WNI Tewas Ditikam Sesama WNI di Philadelphia

Beritane.com – Seorang warga negara Indonesia (WNI) dilaporkan tewas akibat penusukan yang dilakukan oleh sesama WNI di Philadelphia, Amerika Serikat.

Menurut laporan dari Voice of America (VOA) Indonesia yang mengutip keterangan dari Konsulat Jenderal RI (KJRI) di New York pada Kamis (8/8), kejadian tragis ini berlangsung pada Minggu lalu, 4 Agustus 2024.

Silvia Meiryana Pakpahan, Konsul Protokol dan Konsuler KJRI New York, mengungkapkan bahwa KJRI New York menerima informasi dari komunitas Indonesia di Philadelphia mengenai kematian seorang WNI yang menjadi korban penusukan.

“Beberapa masyarakat Indonesia di Philadelphia menghubungi KJRI New York untuk melaporkan bahwa seorang WNI telah meninggal dunia akibat ditikam,” ujar Silvia kepada VOA.

NBC Philadelphia melaporkan bahwa korban adalah seorang perempuan berusia 55 tahun yang ditemukan tewas di kediamannya di South 7th Street.

Korban mengalami beberapa luka tikaman di leher dan kaki. Pihak kepolisian telah menangkap seorang tersangka untuk diperiksa lebih lanjut.

Meskipun identitas korban dan pelaku tidak disebutkan secara resmi oleh pihak berwenang, Direktur Perlindungan WNI di Kementerian Luar Negeri Indonesia, Yudha Nugraha, menyebutkan bahwa korban berinisial RA dan pelaku berinisial LFP.
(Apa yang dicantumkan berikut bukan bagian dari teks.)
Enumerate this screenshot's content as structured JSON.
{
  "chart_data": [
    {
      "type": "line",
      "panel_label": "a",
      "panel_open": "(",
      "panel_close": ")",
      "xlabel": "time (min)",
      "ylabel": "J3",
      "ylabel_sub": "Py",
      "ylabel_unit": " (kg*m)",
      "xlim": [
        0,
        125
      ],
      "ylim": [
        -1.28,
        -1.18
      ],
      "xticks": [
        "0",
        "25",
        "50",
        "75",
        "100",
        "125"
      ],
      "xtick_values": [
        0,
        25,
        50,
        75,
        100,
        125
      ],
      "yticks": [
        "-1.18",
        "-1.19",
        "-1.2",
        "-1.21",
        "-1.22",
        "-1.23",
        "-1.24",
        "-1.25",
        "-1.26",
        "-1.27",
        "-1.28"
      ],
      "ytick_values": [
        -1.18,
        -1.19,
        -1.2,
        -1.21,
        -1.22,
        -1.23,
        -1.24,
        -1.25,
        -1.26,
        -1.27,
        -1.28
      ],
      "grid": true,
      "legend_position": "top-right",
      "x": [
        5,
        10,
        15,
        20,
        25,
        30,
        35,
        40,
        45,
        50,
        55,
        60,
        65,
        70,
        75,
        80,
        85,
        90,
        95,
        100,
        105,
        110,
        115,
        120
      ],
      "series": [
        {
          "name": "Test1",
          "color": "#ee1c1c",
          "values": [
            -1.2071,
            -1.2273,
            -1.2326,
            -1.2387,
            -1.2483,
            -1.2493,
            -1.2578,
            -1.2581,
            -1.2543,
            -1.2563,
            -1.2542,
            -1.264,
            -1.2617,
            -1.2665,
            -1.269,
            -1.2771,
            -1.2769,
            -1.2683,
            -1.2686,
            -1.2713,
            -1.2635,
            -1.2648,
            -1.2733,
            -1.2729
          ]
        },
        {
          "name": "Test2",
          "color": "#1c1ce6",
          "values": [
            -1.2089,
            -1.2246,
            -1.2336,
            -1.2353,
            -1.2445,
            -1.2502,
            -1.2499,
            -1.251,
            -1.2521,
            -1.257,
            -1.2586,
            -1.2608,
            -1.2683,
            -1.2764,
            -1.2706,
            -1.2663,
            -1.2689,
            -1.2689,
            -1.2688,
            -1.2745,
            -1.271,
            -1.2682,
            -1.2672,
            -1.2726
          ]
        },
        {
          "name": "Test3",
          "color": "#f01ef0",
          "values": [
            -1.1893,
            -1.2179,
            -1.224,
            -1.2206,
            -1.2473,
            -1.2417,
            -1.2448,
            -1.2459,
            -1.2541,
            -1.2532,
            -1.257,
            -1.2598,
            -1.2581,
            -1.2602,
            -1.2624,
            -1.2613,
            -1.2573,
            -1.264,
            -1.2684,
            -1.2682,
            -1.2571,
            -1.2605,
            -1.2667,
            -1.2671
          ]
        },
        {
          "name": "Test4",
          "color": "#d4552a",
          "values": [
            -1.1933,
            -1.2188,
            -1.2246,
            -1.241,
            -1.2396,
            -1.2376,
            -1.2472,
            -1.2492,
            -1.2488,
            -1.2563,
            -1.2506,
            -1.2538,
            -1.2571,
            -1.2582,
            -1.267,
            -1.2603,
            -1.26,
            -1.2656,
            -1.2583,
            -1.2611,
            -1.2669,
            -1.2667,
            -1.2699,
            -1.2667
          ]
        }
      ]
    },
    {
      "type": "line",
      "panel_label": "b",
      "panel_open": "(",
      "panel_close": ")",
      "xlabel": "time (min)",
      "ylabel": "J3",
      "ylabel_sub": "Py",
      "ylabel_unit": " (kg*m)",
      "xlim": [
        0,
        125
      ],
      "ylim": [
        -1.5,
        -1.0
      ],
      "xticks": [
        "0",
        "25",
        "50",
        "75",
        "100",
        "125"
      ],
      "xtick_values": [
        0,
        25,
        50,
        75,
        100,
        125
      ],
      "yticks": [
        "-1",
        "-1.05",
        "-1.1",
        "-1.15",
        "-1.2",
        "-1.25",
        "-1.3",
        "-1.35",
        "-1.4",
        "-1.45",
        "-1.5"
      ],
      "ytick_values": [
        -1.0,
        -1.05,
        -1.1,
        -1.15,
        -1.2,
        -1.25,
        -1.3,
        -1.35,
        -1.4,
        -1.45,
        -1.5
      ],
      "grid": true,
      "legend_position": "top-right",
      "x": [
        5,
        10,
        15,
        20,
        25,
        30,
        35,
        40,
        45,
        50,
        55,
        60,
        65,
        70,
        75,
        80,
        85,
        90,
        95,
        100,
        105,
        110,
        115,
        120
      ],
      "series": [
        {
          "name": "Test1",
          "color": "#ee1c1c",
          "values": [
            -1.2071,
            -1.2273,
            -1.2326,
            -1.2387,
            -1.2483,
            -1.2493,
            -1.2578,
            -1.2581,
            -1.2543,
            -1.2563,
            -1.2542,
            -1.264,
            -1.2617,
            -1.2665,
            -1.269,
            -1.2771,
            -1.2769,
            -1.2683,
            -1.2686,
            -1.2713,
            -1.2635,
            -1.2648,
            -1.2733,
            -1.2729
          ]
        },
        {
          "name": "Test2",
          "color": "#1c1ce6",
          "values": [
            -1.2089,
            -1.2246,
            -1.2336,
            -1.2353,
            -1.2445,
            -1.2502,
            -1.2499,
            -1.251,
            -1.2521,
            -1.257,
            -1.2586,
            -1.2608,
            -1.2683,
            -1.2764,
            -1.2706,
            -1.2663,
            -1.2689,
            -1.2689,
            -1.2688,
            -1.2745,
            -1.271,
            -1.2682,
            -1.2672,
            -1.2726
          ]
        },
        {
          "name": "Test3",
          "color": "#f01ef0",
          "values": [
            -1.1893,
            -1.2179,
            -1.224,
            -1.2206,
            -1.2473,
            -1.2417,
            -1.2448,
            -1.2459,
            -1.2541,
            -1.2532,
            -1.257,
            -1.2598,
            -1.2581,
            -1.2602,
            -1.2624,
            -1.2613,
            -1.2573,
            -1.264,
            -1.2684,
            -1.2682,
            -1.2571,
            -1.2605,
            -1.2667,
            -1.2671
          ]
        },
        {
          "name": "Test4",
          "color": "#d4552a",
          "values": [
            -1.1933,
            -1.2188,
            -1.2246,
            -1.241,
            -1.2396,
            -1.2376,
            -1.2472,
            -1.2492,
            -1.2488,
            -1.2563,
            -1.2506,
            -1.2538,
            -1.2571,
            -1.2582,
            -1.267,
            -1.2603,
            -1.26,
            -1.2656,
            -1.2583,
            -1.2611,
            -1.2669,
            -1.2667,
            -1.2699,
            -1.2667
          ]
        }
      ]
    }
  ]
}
“KJRI New York telah bekerja sama dengan Kepolisian Philadelphia untuk proses otopsi dan tindakan hukum terhadap pelaku. KJRI juga telah berkomunikasi dengan keluarga korban,” jelas Yudha.

Philadelphia, dengan populasi diaspora Indonesia sekitar 4.000 orang, merupakan salah satu kota di AS dengan jumlah WNI terbanyak setelah Los Angeles dan New York.

Korban dan pelaku dilaporkan tiba di AS pada Agustus 2023. Hingga kini, belum ada informasi mengenai hubungan antara korban dan pelaku serta motivasi di balik pembunuhan tersebut.

“Kementerian Luar Negeri dan KJRI New York akan terus memantau perkembangan kasus ini dan memberikan bantuan konsuler yang diperlukan,” tambah Yudha.